Nana (My mom): Nana frequently worried about Shane being cold. We would send him over in one outfit and he would come back wearing another on top of it. I think half of our infant socks came from Nana's house when Shane would come back wearing two or three pairs. Nana even cut holes in adult socks to act as leg warmers for Shane! On the germ side, Nana had no problem with feeding Shane a bottle and then rinsing it out to use later. I knew this bothered Carrie, so I declined to mention it to her until Shane was older. Nana also didn't want Shane to 'get fat' so she would normally offer less food than we did at a time, but this was partly cancelled out by how often she'd offer food (Nana's a grazer herself). Lastly, Nana's other biggest fear for Shane seemed to be that he would be bored. She set up playstations in every room of the house! Whenever Shane visited, he'd live a nomadic lifestyle moving from room to room with different toys (and boy did he love it). Nana would also try to feed Shane two different types of food at every feeding and alternate spoonfuls. Overall, I felt like Nana's worries about Shane's clothes or fashion choices (pajamas at church annoyed her) were silly to me, but I appreciated how well she kept him active and stimulated. I sometimes feel like she set such a high bar that I don't always reach it in my own efforts to keep him learning!
Grandma (Carrie's mom): Grandma has some of the same worries as Carrie. She was very concerned about what Shane was eating and wanted to make sure he had a clean house all around him. I think she was also very concerned early on about Carrie because of the emergency c-section and the slow recovery that followed. Grandma has been a fan of homemade baby food from the beginning and would ask us about what we were feeding Shane and how he was progressing with his diet. Overall, I think her worries were very similar to Carrie's about germs too, but because she didn't worry to the same extent as my wife her concerns have kinda blurred and faded some in my memory. It's amazing how fast that can happen. I can remember that Grandma was big on having instant hand cleansers available, but I should probably check with Carrie to make sure my memory isn't deceiving me.

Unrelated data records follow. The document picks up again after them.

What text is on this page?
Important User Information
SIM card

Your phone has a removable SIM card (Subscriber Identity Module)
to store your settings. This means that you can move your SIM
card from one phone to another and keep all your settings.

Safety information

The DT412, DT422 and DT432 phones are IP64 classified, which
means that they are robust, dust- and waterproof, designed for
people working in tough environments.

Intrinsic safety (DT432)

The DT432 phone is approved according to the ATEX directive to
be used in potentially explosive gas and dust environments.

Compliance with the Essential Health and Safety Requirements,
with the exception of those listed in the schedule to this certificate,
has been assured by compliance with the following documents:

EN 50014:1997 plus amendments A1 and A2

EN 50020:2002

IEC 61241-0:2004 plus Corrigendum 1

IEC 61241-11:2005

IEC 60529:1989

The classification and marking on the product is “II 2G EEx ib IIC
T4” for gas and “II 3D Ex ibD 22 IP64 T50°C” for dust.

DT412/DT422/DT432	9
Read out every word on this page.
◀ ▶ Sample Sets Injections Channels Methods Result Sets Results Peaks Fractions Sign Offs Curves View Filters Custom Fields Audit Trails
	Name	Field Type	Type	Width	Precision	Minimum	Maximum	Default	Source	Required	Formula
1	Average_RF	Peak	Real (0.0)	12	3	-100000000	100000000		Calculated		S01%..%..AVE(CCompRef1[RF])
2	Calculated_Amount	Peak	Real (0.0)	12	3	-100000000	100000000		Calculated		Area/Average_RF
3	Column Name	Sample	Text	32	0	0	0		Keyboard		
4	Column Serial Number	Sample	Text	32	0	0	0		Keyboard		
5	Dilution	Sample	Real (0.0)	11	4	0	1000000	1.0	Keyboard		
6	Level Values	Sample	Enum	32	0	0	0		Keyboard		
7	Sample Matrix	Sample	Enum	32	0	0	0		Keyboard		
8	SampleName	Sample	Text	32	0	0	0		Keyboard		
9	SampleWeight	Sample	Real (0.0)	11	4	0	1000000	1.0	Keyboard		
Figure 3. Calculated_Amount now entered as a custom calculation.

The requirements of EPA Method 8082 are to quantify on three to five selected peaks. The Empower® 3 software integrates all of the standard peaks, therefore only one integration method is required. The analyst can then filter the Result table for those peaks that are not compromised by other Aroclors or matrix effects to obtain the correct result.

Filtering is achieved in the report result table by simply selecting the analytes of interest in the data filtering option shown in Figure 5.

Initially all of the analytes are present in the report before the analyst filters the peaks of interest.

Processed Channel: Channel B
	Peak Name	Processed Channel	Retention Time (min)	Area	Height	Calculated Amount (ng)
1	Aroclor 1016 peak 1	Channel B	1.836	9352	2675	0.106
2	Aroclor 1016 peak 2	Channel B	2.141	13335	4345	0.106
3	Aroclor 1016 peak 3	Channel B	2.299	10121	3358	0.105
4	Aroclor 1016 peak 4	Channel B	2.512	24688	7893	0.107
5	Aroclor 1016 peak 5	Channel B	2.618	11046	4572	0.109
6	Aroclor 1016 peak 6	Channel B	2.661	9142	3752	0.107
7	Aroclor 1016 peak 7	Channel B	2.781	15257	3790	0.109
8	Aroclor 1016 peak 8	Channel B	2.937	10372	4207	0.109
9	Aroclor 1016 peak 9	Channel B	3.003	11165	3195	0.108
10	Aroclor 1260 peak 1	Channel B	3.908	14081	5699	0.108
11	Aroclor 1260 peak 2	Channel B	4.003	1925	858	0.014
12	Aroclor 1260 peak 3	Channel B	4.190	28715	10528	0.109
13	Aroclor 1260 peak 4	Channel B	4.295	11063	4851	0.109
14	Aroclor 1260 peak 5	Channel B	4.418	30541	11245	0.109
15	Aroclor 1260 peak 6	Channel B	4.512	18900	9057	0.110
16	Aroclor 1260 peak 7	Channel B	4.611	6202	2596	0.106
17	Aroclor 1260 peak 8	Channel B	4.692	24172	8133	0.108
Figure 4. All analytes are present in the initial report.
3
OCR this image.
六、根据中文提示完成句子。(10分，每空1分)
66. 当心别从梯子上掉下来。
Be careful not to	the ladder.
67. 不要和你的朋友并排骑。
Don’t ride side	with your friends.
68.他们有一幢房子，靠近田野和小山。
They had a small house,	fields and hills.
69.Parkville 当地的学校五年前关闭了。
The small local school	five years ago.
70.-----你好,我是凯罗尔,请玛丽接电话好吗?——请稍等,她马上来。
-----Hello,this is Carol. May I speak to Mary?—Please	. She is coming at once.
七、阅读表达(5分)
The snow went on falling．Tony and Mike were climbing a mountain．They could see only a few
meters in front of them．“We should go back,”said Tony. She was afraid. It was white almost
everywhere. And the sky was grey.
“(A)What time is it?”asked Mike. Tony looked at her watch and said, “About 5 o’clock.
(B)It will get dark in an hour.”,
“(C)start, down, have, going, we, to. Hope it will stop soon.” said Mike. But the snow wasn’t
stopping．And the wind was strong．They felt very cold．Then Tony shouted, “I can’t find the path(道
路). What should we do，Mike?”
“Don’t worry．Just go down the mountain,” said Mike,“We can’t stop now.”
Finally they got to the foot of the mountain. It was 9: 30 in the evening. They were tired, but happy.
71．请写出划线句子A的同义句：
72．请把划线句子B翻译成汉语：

The Grandfathers (Pa, and Grandpa) - I can't remember what if anything these guys really worried or fretted about. I know my dad has complete (and well-founded) confidence in my mom's parenting skills and I assume Carrie's dad felt the same way about his wife since he had left her with the kids while he was at sea in the Navy. If there was something in particular they worried about, I cannot think of an instance where they really showed it. I wouldn't be surprised to learn they worried about Carrie and I's sanity at times, but I think that's par for the course for when you're dealing with a new grandchild!